No es un buen negociante, pensó Ubhika divertida. Quiere esas pobres ropas a toda costa y no intenta ni siquiera esconderlo. Era como un libro abierto. Cada uno de sus movimientos decía: por favor, dámelo, te pagaré lo que quieras. Casi le daba pena.

—No tenéis nuestro dinero, Nillian, y en vuestro habla se nota que venís de lejos —afirmó—. No os va a servir de mucho el vestiros como la gente de aquí.

—El brazalete —repitió y le tendió la joya que, por lo que Ubhika recordaba, había llevado en la muñeca derecha—. ¿Os gusta?

Tomó el brazalete y sintió un escalofrío cuando percibió cuan pesado y frío era. Estaba hecho de un metal liso, brillante, amarillo, y traía finos dibujos brillantes en la parte exterior. Cuando contempló los dibujos de cerca percibió que del brazalete se elevaba un fuerte olor, un perfume pesado y grasiento que le recordó al perfume de las glándulas de un joven búfalo baraq en celo. Debía de llevar el brazalete desde hacía mucho. Quizás día y noche desde que su madre se lo había regalado.

¿Sería verdad? ¿Y cómo podía nadie dar un regalo de su madre y además uno tan valioso a cambio de un par de trapos ridículos?

Era igual.

—Tomad lo que queráis —se escuchó decir a sí misma, completamente sumida en la contemplación del brazalete.

—¡Vos debéis decirme qué es lo que necesito! —protestó el hombre.

Con un suspiro, Ubhika revolvió en su hato y pescó unos pantalones y una larga camisa de gruesa tela y una chaqueta como la que llevaban los ganaderos. Por supuesto, no llevaba botas de ganadero, pero en vez de eso le dio un par de simples sandalias.

—Esto no me quedará bien.

—Os quedará perfecto.

—Lo creeré cuando lo haya probado —le replicó el hombre y, ante el asombro sin límites de Ubhika, comenzó a quitarse la ropa.
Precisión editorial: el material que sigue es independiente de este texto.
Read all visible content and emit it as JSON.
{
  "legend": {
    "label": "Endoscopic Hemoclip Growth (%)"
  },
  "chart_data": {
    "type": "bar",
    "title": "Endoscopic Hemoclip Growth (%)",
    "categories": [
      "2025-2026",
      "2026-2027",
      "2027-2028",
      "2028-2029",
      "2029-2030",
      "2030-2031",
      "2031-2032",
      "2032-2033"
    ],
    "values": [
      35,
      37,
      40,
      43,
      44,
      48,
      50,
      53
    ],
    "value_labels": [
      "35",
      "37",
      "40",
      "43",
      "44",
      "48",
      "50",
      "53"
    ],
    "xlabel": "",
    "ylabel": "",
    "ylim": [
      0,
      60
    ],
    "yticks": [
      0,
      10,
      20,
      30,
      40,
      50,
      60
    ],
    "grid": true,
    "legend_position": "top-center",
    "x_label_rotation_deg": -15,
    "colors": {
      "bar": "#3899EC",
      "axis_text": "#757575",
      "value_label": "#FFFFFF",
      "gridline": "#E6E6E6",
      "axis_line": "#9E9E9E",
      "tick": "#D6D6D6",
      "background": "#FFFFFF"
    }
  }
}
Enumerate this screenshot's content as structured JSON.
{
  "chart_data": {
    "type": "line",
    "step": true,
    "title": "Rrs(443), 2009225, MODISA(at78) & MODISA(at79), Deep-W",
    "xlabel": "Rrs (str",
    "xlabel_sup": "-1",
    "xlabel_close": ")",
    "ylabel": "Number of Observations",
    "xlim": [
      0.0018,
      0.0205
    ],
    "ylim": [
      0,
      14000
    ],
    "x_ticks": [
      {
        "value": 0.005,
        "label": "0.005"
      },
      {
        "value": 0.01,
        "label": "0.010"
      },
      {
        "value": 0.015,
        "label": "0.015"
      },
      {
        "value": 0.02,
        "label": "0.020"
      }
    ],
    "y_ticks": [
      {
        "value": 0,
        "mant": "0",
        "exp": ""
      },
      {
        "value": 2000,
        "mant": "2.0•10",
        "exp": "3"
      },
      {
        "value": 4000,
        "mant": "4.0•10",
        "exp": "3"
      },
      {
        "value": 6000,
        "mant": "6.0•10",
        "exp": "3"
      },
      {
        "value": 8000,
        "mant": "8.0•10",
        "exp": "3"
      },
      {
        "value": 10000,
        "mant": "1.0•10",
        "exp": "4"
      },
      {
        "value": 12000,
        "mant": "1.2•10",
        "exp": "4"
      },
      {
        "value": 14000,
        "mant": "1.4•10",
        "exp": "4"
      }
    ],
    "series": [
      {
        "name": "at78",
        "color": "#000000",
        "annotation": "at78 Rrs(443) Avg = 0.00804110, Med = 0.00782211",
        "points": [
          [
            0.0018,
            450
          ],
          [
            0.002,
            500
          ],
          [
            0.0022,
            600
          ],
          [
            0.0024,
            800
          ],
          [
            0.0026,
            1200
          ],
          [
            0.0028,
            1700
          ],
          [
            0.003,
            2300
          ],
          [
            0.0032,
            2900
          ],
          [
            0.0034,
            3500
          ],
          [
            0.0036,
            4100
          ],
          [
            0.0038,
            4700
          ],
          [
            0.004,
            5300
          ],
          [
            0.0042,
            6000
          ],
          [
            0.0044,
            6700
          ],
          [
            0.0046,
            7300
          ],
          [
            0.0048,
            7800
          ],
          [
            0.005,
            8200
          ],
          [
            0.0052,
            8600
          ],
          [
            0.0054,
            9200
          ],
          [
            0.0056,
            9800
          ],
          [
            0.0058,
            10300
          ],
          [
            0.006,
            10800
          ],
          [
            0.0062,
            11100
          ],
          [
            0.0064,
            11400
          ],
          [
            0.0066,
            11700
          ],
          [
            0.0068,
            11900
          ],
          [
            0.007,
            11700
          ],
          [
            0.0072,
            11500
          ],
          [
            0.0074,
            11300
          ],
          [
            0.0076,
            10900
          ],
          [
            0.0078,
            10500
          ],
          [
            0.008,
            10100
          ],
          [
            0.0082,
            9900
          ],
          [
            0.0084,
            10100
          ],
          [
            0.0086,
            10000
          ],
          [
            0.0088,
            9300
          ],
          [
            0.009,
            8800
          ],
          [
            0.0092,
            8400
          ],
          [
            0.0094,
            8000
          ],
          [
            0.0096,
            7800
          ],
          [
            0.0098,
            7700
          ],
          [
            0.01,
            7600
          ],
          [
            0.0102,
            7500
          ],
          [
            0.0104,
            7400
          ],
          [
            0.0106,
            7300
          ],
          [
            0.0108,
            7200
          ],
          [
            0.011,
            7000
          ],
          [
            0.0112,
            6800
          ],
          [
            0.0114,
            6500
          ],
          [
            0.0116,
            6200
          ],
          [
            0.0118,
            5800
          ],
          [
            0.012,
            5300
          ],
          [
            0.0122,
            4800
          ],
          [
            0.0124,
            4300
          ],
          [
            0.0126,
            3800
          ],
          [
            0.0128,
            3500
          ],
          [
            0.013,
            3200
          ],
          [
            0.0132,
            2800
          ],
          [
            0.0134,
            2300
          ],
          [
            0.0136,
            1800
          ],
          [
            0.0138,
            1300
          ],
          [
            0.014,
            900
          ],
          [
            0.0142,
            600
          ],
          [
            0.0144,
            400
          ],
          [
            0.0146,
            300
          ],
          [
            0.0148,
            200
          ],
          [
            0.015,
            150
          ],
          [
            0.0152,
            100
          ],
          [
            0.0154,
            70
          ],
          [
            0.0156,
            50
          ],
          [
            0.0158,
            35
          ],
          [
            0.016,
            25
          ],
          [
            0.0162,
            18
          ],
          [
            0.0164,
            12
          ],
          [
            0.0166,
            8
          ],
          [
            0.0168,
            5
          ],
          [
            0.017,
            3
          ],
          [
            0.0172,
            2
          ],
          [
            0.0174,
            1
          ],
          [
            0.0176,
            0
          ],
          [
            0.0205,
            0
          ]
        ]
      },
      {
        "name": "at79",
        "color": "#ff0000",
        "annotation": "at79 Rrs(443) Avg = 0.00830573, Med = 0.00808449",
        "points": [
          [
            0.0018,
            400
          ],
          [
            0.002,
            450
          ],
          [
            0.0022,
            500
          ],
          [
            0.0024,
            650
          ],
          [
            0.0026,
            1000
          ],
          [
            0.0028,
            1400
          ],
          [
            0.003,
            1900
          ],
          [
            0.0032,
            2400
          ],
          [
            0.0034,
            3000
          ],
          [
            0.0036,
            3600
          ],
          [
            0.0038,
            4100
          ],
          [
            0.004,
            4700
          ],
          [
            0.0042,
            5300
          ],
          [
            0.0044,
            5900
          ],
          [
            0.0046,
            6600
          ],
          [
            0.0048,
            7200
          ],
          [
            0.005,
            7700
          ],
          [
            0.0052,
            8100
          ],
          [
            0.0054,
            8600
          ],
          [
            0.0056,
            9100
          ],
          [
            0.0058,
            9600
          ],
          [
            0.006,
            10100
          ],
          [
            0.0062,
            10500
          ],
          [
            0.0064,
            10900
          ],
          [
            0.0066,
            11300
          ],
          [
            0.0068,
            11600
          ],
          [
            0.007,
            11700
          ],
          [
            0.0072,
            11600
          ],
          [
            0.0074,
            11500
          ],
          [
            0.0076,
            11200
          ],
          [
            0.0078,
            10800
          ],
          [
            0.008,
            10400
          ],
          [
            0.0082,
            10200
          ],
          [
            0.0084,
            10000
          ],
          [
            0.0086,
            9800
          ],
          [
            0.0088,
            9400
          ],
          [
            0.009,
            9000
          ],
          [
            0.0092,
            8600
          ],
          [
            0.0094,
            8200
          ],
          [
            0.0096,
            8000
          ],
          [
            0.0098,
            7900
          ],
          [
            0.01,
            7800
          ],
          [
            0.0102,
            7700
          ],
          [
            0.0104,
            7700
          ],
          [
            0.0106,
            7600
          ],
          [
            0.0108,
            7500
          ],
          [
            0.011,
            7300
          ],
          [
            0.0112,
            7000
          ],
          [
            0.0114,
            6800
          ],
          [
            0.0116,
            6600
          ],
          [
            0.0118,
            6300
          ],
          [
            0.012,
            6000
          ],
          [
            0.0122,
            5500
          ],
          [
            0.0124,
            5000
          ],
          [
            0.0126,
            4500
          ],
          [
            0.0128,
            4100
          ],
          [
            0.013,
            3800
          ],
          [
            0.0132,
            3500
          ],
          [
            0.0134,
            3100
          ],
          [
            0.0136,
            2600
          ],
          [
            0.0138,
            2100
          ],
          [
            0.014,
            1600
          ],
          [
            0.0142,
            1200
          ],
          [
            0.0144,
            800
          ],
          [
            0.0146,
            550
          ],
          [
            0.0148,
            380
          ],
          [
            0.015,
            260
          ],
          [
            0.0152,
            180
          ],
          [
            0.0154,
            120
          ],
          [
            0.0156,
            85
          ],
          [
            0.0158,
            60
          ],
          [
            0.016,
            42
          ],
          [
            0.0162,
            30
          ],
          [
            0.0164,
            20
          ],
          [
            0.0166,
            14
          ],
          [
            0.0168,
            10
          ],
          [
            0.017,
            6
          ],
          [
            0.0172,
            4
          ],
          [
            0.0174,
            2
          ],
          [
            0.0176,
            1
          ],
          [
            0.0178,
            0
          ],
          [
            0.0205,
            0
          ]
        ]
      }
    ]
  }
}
Al menos se había dado la vuelta. Abrió la parte superior en una costura que se separó con un ruidito y sacó los brazos. Apareció un torso poderoso y desnudo, brillando aterciopelado a la luz del sol mientras el hombre comenzaba a hurgar en su cinturón.

Ubhika, que había olvidado respirar, tomó aire asustada y miró involuntariamente en todas direcciones como si temiera que alguien pudiera estar observándolos. ¡Jamás le había pasado que un hombre se desnudara delante de ella!

Pero al forastero parecía no importarle. Salió de la parte inferior de su traje y se puso los recién adquiridos pantalones.

Ubhika se mantuvo allí de pie y contempló la espalda desnuda y musculosa, tan cercana que sólo necesitaba extender la mano para tocarla. Y de hecho su mano se estremecía. ¿Por qué no? Se preguntó, y apenas pudo contener el deseo de tocar la lisa y brillante piel del hombre, simplemente sentir por una vez el contacto. Y vio su trasero, pequeño y fuerte, cubierto sólo por una pieza de tela apretada e increíblemente lisa, que parecía como un pantalón corto, y sintió una extraña y cálida ola que se extendía por su vientre.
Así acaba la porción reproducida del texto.